C’est la catastrophe financière pour les cabanes à sucre…

Photo de couverture de la cabane à sucre Au chalet en Bois Rond, à Sainte-Christine-d’Auvergne, sur www.quebec-cite.com

Par: Isabelle Dubé pour La Presse

Les cabanes à sucre venaient à peine d’entrer dans la période la plus achalandée de leur courte saison quand la consigne sur les rassemblements de 250 personnes et plus est tombée. Conséquences : certaines cabanes enregistrent déjà des pertes de 80 % à 90 % de leur chiffre d’affaires, tandis que d’autres ont déjà fermé.

«C’est la catastrophe financière. On est tous sous le choc, raconte avec émotion au téléphone Stéphanie Laurin, copropriétaire du Chalet des érables, à Sainte-Anne-des-Plaines. Pour nous, ce n’est pas qu’un mois de fermeture, c’est l’équivalent d’une année pour une entreprise qui fonctionne 12 mois.»

La cabane à sucre située dans les Laurentides est l’une des plus grandes de la province. Elle peut accueillir près de 5000 clients par jour. Limiter la capacité maximale à 250 personnes, employés compris, entraînera de lourdes pertes. Or la copropriétaire de l’entreprise familiale est résignée, car elle veut participer à l’objectif collectif d’élimination de la pandémie.

«C’est sûr qu’une cabane à sucre, c’est un endroit propice à la propagation des virus : [on est] assis dans une salle à manger, tout collés… Pour l’instant, on va respecter les réservations, assure-t-elle. Mais les gens seront séparés par de grands espaces et personne ne va se toucher.»

Des pertes de 80 % À 90 %

«C’est comme la saison de ski : s’il pleut pendant deux mois, on ne peut pas la refaire en juin», illustre Michael Constantin, copropriétaire de la cabane à sucre familiale Constantin à Saint-Eustache.

Lors de notre appel, toute la famille était en gestion de crise avec les annulations, les remboursements et les 70 employés qui venaient d’entrer en poste. Michel Constantin estime avoir perdu 90 % de son chiffre d’affaires. L’entreprise, qui existe depuis 80 ans, affirme servir jusqu’à 1000 amateurs de produits de l’érable en même temps.

«Le gros de l’achalandage embarquait cette semaine. Les écoles ont toutes annulé, les annulations se comptent par milliers.»

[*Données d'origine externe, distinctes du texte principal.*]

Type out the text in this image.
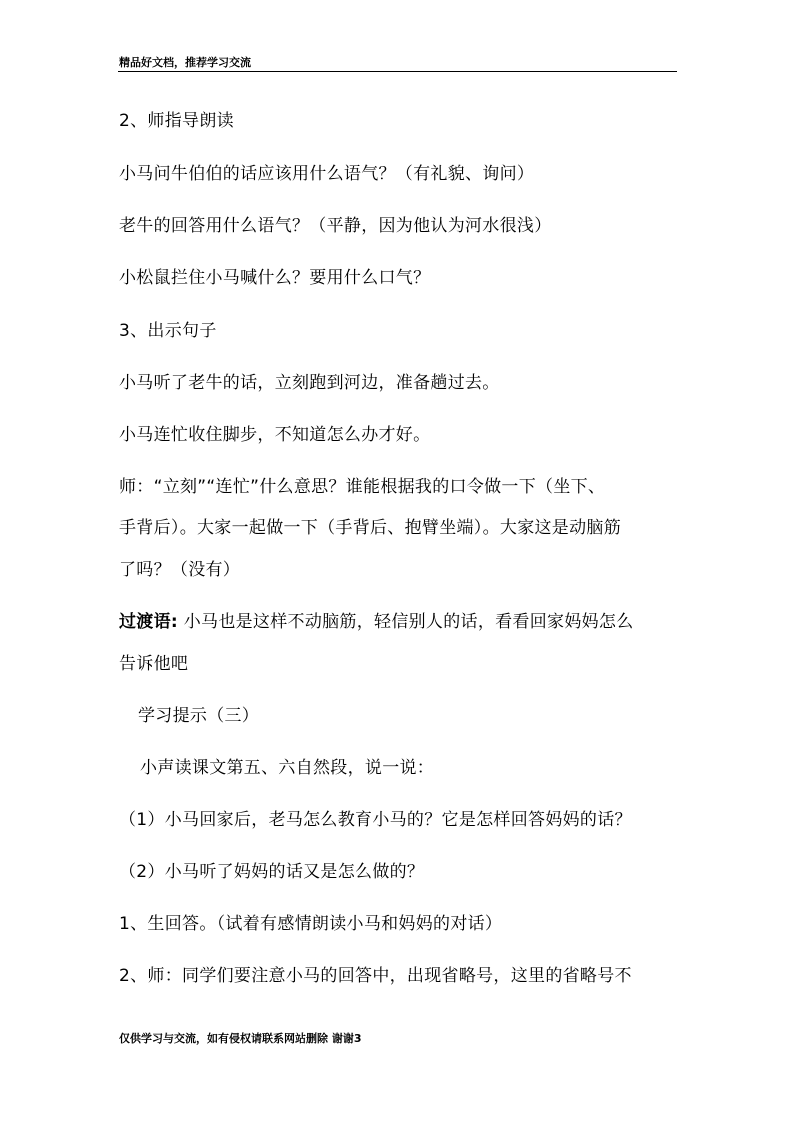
精品好文档，推荐学习交流
2、师指导朗读
小马问牛伯伯的话应该用什么语气？（有礼貌、询问）
老牛的回答用什么语气？（平静，因为他认为河水很浅）
小松鼠拦住小马喊什么？要用什么口气？
3、出示句子
小马听了老牛的话，立刻跑到河边，准备趟过去。
小马连忙收住脚步，不知道怎么办才好。
师：“立刻”“连忙”什么意思？谁能根据我的口令做一下（坐下、
手背后）。大家一起做一下（手背后、抱臂坐端）。大家这是动脑筋
了吗？（没有）
过渡语: 小马也是这样不动脑筋，轻信别人的话，看看回家妈妈怎么
告诉他吧
学习提示（三）
小声读课文第五、六自然段，说一说：
（1）小马回家后，老马怎么教育小马的？它是怎样回答妈妈的话？
（2）小马听了妈妈的话又是怎么做的？
1、生回答。（试着有感情朗读小马和妈妈的对话）
2、师：同学们要注意小马的回答中，出现省略号，这里的省略号不
仅供学习与交流，如有侵权请联系网站删除 谢谢3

— Michael Constantin, copropriétaire de la cabane à sucre familiale Constantin

Michael Constantin a tenté d’avoir des informations plus précises auprès du gouvernement pour gérer la crise, mais sans succès. «On reste à l’affût, dit-il. Si jamais on nous conseille de fermer la salle à manger et de garder seulement notre boutique du terroir, c’est ce qu’on va faire.»

Fermeture de la saison

La Goudrelle, à Mont-Saint-Grégoire, prévoit fermer ses portes dimanche. Le copropriétaire, Michel Gingras, affirme avoir perdu 80 % de son chiffre d’affaires. La deuxième érablière de la famille Gingras, La Grillade, située à Granby, est déjà fermée.

La Goudrelle accueillera des clients samedi, mais ne servira que 150 personnes sur les 3000 qu’elle reçoit habituellement à cette période de l’année.

«Ça ne pouvait pas plus mal tomber. En plus, c’est notre 50e anniversaire, cette année. On avait mis de la publicité partout.»

— Michel Gingras, copropriétaire de La Goudrelle

Michel Gingras, qui gère La Goudrelle avec son père et ses deux frères, se souvient que la pente avait été longue à remonter après la crise du verglas de 1998.

«Ça nous a pris des années à nous en remettre, parce qu’on a perdu 12 000 étables pendant trois ans, raconte-t-il. La seule chose de positive, actuellement, c’est qu’on fait beaucoup de sirop, mais ce n’est pas la même chose que la restauration.»

«Contrairement à d’autres types de restauration, c’est difficile de se reprendre pour les cabanes à sucre, soutient Martin Vézina, porte-parole de l’Association des restaurateurs du Québec. On va laisser passer la vague, mais après, il va y avoir une réflexion à savoir comment aider les exploitants en restauration qui ont subi de fortes baisses.»

En attendant de voir s’il pourra bénéficier d’une aide financière du gouvernement, Michel Gingras doit déterminer ce qu’il fera de toute la nourriture prévue pour les 3000 clients de cette fin de semaine. «On ne peut pas jeter cette nourriture-là. On va en donner à nos employés ou aller la porter dans des centres de bénévolat.»